Figure 1: Barometric Reporting Scale

Source: PwC, March 2019

Having a reporting scale that is not only relevant and measurable but also actionable is key to tying the strategic decisions to the operational activities and overall resource and time allocations.  You could use a cyber risk strategy framework, such as this one shown in Figure 1, but it needs to be fed with real-time information on the risk position of the business.


Creating actionable metrics

I mentioned previously that there is a need for solutions that create a communication point between the Board and the operational IT teams as to what risk position exists for the business, and how they compare to others in their industry.

Dashboards that create an overview of the risk portfolio exist, but they do not always tie to specific financial impacts to the business. Integrated risk management platforms, such as the one from CyberSaint Security, prioritise cybersecurity as a business risk and give access to the Board to have the ability to drill down into their compliance and risk posture across business units, asset types, projects and regions.

But one of the more concerning aspects of cybersecurity recently is ransomware, which locks up operations until a ransom is paid.  One such solution that focuses specifically on the financial impact on the bottom line of ransomware comes from RiskSense and was launched last month.  As a background, the RiskSense Platform utilises machine learning, risk-based scoring and analytics combined with technology-accelerated penetration testing, and then identifies and prioritises remediation of critical vulnerabilities that place organisations at risk.

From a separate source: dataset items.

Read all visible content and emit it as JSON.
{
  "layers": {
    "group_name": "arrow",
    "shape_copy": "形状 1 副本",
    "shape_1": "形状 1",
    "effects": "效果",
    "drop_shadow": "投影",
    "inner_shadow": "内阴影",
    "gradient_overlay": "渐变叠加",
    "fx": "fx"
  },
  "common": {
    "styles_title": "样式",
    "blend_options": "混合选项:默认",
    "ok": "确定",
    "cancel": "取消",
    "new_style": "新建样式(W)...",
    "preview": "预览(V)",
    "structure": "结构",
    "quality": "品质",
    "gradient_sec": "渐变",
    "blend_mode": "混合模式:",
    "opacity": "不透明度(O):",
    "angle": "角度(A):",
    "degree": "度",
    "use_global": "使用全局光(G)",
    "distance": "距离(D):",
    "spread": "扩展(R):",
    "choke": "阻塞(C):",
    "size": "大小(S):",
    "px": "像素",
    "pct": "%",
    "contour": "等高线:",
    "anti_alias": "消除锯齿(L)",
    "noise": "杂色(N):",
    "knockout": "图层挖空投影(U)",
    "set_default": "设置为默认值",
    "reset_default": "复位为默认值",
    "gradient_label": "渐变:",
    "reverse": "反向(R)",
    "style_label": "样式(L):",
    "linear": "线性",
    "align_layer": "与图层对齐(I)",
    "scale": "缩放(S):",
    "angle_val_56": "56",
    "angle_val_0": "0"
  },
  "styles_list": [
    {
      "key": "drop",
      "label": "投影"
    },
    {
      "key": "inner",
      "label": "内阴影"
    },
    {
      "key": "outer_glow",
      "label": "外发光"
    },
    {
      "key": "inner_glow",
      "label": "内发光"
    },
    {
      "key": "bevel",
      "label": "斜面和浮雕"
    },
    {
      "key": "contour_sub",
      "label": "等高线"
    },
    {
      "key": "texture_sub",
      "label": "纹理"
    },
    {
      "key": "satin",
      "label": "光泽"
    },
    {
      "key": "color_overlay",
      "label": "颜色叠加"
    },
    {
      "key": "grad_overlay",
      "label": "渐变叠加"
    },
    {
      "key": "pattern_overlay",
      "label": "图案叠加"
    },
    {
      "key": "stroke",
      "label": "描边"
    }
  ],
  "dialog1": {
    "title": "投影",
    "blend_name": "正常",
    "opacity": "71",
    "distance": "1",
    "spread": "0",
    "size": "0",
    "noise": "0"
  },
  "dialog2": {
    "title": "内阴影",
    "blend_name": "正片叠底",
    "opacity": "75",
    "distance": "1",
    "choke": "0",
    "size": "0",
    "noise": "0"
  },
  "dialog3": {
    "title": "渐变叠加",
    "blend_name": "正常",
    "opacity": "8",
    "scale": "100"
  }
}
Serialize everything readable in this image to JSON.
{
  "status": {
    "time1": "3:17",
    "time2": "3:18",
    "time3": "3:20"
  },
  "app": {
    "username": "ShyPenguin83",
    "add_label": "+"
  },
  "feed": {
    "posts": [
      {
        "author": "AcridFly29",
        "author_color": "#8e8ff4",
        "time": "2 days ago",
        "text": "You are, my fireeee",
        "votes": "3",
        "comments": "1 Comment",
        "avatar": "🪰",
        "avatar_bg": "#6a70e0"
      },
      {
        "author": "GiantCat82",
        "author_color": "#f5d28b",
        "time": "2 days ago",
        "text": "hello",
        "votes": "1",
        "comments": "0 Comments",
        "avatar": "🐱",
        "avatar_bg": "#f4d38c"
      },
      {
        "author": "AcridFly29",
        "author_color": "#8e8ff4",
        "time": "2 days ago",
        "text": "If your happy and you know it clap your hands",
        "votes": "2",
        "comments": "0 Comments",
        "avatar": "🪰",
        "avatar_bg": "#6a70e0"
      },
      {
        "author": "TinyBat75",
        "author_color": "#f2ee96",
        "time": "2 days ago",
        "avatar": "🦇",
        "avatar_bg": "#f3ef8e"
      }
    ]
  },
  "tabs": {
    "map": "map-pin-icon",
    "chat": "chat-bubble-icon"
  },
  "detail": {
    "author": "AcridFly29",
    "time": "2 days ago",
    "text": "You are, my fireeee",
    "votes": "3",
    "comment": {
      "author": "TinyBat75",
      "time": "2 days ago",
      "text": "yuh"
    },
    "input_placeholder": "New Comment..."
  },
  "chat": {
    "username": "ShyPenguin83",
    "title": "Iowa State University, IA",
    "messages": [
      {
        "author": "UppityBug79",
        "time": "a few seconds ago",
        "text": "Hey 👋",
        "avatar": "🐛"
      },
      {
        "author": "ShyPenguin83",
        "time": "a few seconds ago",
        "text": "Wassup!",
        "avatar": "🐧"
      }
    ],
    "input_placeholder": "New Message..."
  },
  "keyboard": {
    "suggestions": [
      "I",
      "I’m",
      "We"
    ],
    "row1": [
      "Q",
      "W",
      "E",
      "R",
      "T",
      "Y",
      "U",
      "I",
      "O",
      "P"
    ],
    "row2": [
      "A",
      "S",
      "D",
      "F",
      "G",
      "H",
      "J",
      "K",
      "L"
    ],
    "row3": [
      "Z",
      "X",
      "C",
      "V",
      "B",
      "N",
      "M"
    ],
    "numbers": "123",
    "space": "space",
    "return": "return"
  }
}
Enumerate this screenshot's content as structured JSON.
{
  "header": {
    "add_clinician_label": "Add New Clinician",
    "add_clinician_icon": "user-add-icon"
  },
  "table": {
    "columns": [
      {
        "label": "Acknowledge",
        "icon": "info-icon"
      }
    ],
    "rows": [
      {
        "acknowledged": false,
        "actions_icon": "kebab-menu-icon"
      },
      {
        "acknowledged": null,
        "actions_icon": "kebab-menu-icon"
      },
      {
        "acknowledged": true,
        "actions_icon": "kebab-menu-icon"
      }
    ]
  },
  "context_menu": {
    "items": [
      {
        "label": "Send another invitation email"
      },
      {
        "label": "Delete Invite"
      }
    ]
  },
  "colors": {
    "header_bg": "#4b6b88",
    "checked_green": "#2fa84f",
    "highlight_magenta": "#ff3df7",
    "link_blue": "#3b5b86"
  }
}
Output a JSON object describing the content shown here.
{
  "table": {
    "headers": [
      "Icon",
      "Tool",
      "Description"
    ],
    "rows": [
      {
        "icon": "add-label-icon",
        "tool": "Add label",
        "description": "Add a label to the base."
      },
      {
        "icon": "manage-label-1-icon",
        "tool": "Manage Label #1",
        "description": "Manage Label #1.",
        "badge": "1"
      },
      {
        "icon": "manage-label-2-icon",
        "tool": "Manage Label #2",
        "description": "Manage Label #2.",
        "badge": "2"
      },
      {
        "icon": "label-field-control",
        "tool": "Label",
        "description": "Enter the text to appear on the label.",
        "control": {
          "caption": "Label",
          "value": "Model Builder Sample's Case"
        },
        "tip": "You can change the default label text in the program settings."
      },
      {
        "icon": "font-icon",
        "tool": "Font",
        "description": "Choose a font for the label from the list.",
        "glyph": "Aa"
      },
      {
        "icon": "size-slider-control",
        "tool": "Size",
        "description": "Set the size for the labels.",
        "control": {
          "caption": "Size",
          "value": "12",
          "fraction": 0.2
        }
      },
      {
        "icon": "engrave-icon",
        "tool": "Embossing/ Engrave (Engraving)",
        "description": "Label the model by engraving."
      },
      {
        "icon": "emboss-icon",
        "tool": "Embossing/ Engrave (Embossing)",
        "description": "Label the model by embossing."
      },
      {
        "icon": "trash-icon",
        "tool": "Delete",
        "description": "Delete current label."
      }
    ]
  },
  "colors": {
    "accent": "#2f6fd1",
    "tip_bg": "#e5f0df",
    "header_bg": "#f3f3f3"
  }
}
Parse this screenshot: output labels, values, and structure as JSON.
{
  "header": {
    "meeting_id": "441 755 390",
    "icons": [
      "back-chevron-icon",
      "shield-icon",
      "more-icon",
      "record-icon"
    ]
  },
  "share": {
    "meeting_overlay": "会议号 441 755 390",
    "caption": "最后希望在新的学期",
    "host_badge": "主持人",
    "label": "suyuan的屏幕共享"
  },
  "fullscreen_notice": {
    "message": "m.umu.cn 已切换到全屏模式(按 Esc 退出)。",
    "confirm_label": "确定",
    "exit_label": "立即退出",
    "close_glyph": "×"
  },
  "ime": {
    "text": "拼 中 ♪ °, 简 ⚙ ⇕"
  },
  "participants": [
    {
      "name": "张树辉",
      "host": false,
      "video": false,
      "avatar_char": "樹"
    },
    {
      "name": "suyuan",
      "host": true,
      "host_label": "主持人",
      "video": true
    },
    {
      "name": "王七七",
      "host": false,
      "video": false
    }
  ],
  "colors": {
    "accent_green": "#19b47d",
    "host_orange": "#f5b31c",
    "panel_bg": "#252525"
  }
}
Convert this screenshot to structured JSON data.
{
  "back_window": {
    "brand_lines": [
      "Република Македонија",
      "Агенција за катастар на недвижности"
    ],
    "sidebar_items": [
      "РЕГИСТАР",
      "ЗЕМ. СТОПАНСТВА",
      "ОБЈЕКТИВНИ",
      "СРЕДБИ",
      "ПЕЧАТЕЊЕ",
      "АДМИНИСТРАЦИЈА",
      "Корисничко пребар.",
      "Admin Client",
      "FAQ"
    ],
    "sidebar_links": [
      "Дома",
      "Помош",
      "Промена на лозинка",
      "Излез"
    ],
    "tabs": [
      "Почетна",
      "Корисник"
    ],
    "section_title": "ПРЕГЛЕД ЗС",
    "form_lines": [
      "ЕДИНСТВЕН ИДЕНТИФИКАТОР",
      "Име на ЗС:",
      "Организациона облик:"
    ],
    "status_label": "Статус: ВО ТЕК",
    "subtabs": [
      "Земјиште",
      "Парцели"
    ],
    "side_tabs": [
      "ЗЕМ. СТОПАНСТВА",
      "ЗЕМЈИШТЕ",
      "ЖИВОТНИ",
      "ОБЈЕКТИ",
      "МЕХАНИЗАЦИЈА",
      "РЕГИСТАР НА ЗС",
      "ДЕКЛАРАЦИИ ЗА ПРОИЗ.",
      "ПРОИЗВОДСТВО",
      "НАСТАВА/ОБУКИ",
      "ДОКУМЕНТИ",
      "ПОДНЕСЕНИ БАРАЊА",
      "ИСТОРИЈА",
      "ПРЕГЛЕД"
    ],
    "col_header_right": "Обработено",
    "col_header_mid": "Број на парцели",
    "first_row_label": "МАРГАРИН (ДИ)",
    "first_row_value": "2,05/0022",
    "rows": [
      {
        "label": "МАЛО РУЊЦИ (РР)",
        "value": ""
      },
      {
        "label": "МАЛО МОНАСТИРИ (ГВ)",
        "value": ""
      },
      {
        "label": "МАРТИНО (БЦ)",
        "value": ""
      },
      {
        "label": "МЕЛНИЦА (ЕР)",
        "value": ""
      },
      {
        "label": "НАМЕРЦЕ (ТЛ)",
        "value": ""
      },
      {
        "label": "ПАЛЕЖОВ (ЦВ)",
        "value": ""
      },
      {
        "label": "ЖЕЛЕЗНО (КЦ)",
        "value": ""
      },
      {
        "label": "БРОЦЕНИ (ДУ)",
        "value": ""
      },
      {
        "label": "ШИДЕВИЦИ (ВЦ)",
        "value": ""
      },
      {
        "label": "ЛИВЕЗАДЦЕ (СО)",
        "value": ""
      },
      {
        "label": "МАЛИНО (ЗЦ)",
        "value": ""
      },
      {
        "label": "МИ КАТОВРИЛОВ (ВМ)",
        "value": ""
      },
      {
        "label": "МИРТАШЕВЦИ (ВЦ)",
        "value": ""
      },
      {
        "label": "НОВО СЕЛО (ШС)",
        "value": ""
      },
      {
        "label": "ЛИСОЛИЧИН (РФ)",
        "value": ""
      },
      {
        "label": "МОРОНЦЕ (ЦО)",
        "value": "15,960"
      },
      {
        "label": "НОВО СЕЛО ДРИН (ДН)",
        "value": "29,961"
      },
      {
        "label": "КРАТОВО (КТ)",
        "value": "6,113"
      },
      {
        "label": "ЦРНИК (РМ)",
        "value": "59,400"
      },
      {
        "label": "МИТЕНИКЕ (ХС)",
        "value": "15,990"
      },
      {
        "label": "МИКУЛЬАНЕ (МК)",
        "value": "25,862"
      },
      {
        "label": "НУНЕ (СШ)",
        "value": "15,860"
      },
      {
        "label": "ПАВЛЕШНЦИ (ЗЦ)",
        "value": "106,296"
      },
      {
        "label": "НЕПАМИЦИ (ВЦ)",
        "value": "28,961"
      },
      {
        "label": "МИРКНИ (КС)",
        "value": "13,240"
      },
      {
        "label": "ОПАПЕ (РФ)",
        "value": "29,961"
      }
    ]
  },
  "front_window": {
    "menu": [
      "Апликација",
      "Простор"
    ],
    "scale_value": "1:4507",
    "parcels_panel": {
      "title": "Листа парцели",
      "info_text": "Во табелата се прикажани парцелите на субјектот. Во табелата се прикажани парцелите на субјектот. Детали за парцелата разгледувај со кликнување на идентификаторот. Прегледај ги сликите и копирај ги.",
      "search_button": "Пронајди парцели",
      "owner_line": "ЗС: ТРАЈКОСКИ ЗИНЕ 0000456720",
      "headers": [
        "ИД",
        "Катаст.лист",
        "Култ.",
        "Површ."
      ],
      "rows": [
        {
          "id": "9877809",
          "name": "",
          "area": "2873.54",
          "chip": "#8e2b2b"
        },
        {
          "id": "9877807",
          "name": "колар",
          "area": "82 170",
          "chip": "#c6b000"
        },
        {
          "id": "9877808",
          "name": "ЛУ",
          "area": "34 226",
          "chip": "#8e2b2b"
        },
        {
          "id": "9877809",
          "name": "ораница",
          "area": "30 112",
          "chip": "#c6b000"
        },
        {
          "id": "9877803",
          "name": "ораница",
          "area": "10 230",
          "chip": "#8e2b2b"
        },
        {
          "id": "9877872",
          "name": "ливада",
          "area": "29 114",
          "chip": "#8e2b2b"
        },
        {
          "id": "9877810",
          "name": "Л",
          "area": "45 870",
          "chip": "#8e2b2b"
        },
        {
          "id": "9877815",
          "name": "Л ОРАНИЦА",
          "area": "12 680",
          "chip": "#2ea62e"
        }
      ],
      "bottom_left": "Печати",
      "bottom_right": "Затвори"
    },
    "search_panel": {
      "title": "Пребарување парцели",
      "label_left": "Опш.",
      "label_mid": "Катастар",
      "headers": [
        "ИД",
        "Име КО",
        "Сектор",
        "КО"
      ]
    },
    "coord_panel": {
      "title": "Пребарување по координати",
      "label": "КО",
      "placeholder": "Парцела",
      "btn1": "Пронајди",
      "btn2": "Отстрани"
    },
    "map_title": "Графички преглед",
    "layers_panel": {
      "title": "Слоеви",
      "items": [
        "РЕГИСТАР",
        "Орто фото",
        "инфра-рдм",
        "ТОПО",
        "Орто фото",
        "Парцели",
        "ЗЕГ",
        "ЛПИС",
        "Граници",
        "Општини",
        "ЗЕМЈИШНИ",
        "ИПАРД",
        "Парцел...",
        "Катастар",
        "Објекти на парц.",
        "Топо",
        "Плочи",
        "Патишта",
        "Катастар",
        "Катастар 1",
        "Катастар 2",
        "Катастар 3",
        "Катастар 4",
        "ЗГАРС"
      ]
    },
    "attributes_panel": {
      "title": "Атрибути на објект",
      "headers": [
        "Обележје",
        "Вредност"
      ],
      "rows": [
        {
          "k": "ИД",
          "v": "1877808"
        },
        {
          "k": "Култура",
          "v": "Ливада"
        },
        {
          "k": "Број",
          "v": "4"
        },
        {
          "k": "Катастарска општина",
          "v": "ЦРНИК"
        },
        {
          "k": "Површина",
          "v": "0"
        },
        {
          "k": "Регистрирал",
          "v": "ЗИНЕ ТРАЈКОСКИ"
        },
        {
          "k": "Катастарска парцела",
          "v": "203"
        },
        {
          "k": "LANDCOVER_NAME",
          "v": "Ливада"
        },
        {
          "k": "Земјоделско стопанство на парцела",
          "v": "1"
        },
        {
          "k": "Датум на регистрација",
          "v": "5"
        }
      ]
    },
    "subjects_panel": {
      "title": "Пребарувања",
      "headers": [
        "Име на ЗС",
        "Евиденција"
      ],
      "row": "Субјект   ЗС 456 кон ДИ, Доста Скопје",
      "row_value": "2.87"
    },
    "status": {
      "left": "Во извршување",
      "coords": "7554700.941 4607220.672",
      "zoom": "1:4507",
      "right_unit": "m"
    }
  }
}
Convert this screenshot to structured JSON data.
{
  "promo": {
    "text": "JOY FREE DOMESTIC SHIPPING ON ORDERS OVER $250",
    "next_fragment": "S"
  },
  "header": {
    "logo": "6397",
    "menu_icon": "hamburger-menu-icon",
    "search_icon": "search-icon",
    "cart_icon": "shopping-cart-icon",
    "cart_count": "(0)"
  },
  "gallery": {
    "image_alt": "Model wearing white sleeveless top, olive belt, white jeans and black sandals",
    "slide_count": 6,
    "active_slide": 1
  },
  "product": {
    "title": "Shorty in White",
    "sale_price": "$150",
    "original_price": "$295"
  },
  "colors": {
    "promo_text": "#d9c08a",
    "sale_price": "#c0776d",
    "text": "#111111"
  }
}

Given the concern at the Board level on Ransomware, RiskSense decided to focus on the very vulnerabilities that make ransomware attacks possible.  They recently announced their RiskSense Ransomware Dashboard which reveals all assets within the IT structure that are at risk to active exploits used by ransomware in the wild. This Dashboard examines the vulnerabilities used by ransomware based on risk factors including the presence of dangerous remote code execution (RCE) and privilege escalation (PE) capabilities, as well as vulnerabilities that are “trending” to narrow and identify which should be prioritised for immediate remediation.

Figure 2: RiskSense Executive Dashboard

Source: RiskSense, January 2020

In my opinion, this specific example highlights the two unique features of the RiskSense Ransomware Dashboard. For IT management, it is its ability to contextualise the threat landscape to highlight priorities and position the current security posture of the company. And for the Board, it is to compare the situation of the company to others in their industry to benchmark within the industry domain how effectively their cybersecurity efforts have been deployed.  It puts the security team in more of an offensive (vs. defensive) mode towards its cybersecurity efforts and outcomes.  And it allows the IT team to be able to communicate the risk position of the business to the Board with a series of actionable steps to address the vulnerability.

So from a communications aspect, and that of a shared resource to view vulnerabilities and actions, the introduction of the RiskSense Ransomware Dashboard makes financial risk sense, if you will pardon the pun.


Risk transparency

For both regulatory and financial reasons, Board-level executives need to have cyber risk information for business decisions.  This means having access to drill-down capabilities that show gap analyses from the category to the control level for various frameworks or standards.  This might include either the NIST Cybersecurity Framework, CIS Critical Security Controls, ISO27002 or various privacy standards such as the NIST Privacy Framework and emerging California Consumer Privacy Act (CCPA).

Dashboards that tie to these frameworks do exist, but they need to be able to be used for communication of actionable activities and resource allocation, not just as a reporting mechanism for regulatory bodies and shareholders. The RiskSense Ransomware Dashboard discussed above is one good example of making transparency actionable and comparable.  We need more of those in the industry to keep the communication flowing.